秩父銘仙/埼玉県

秩父銘仙

読み・ちちぶめいせん
産地・埼玉県秩父地方

秩父銘仙は、山に囲まれた地形の中で伝承された埼玉県秩父地方の工芸品で、糸に型染めをするため表裏が同じように染色され、裏表がないのが特徴です。そのため、表が色褪せても裏を使って仕立て直すことができます。秩父地方は古くから織物が盛んで、崇神天皇の時代に知々夫彦命が養蚕と機織の技術を伝えたことが始まりといわれています。鎌倉時代には旗指物用の生地として織られていたそうで、江戸時代には養蚕と絹織物の生産が盛んに行われるようになり、繭・生糸の産地として知られるようになりました。明治時代後期に「ほぐし織」という、前もって荒らく仮織りした白の縦糸(たていと)に型紙を置き染料のついた刷毛で刷り、色を重ねて染色し、それをほぐしながら織っていく独自の技法が開発されました。色使いの多い柄の生産により女性の間で手軽なおしゃれ着として、昭和初期にかけて全国的な人気を誇るようになりました。
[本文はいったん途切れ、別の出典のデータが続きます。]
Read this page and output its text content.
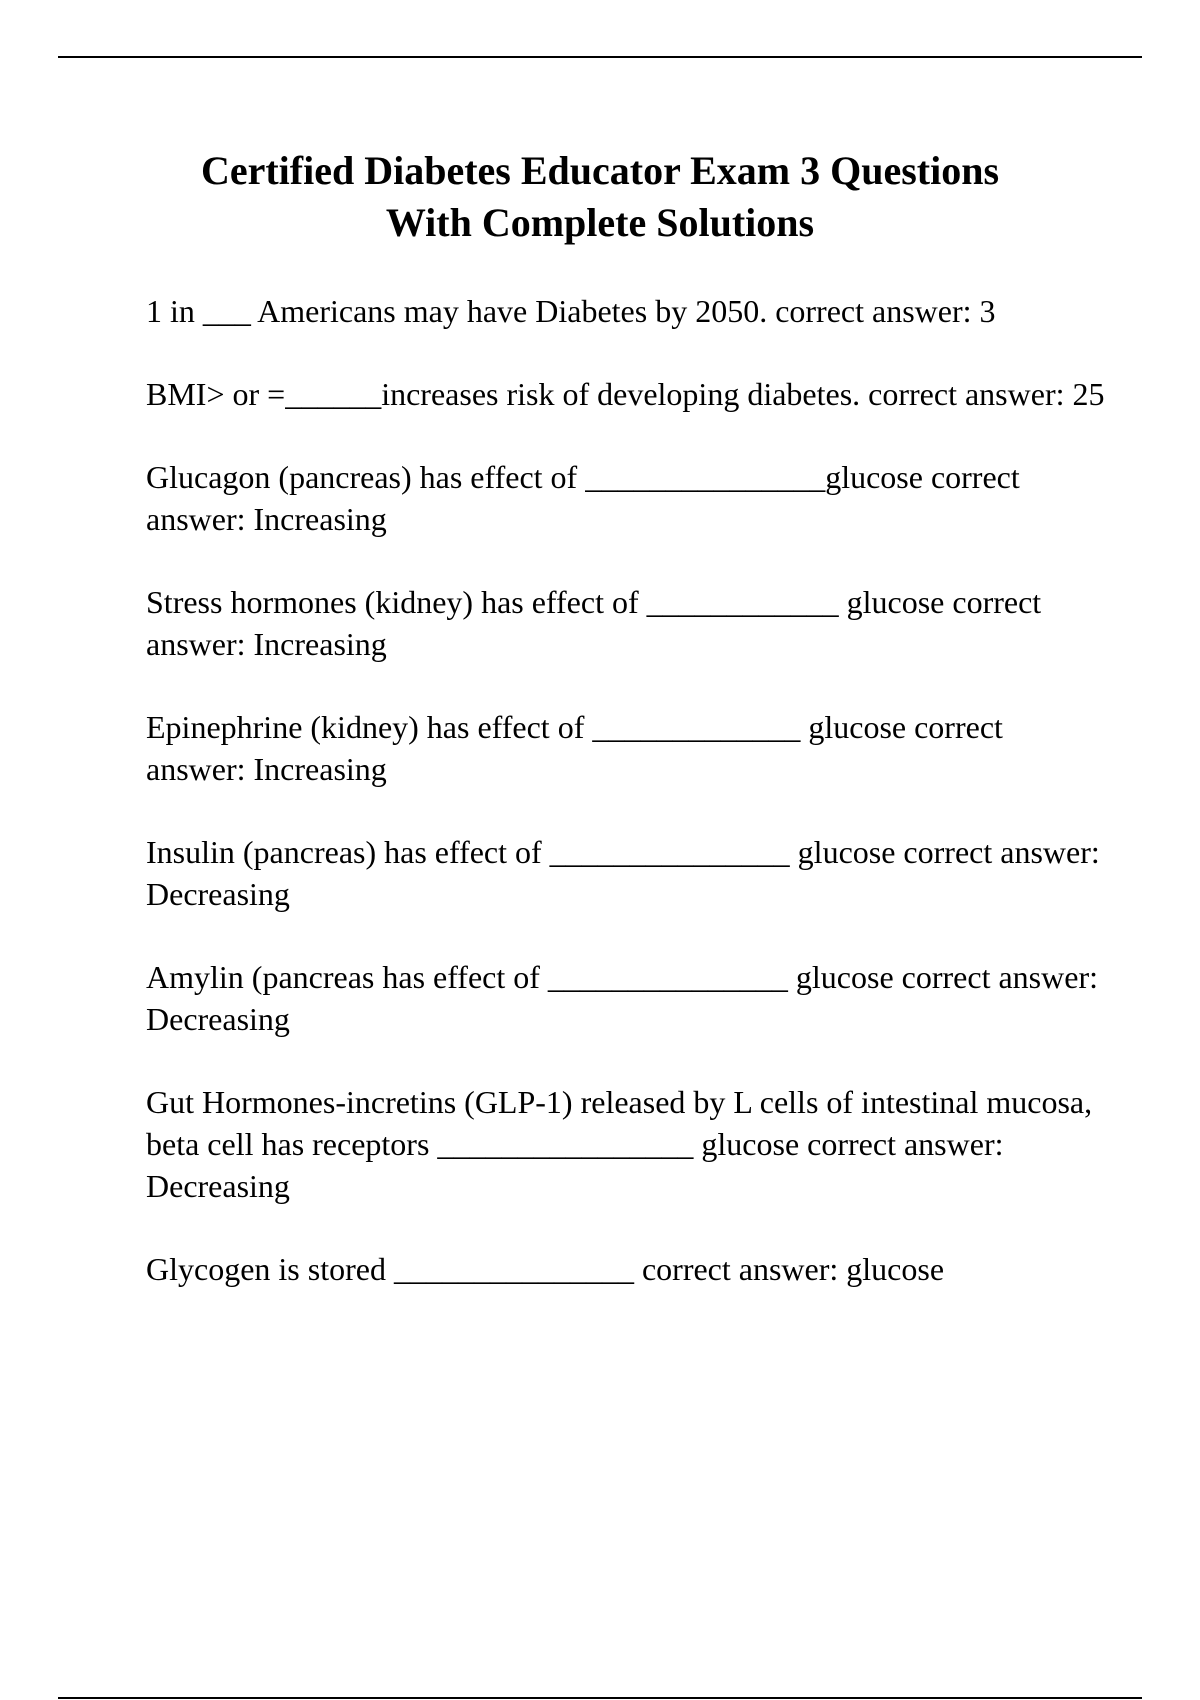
Certified Diabetes Educator Exam 3 Questions
With Complete Solutions
1 in ___ Americans may have Diabetes by 2050. correct answer: 3
BMI> or =______increases risk of developing diabetes. correct answer: 25
Glucagon (pancreas) has effect of _______________glucose correct answer: Increasing
Stress hormones (kidney) has effect of ____________ glucose correct answer: Increasing
Epinephrine (kidney) has effect of _____________ glucose correct answer: Increasing
Insulin (pancreas) has effect of _______________ glucose correct answer: Decreasing
Amylin (pancreas has effect of _______________ glucose correct answer: Decreasing
Gut Hormones-incretins (GLP-1) released by L cells of intestinal mucosa, beta cell has receptors ________________ glucose correct answer: Decreasing
Glycogen is stored _______________ correct answer: glucose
2013年に国の伝統的工芸品に指定されました。

秩父銘仙の「ほぐし捺染」の技法について
秩父地域出身の坂本宗太郎氏により1908年特許が取得された技法です。そろえた経糸に粗く緯糸を仮織し、そこに型染めをし、製織していきます。製織の際に仮織りした緯糸を手でほぐしながら織っていくため、「ほぐし捺染」「ほぐし織り」と呼ばれています。糸に型染めをするため表裏が同じように染色され、また、経糸の型染めの色と緯糸の色との関係で角度によって色の見え方が異なる玉虫効果が見られる場合もあります。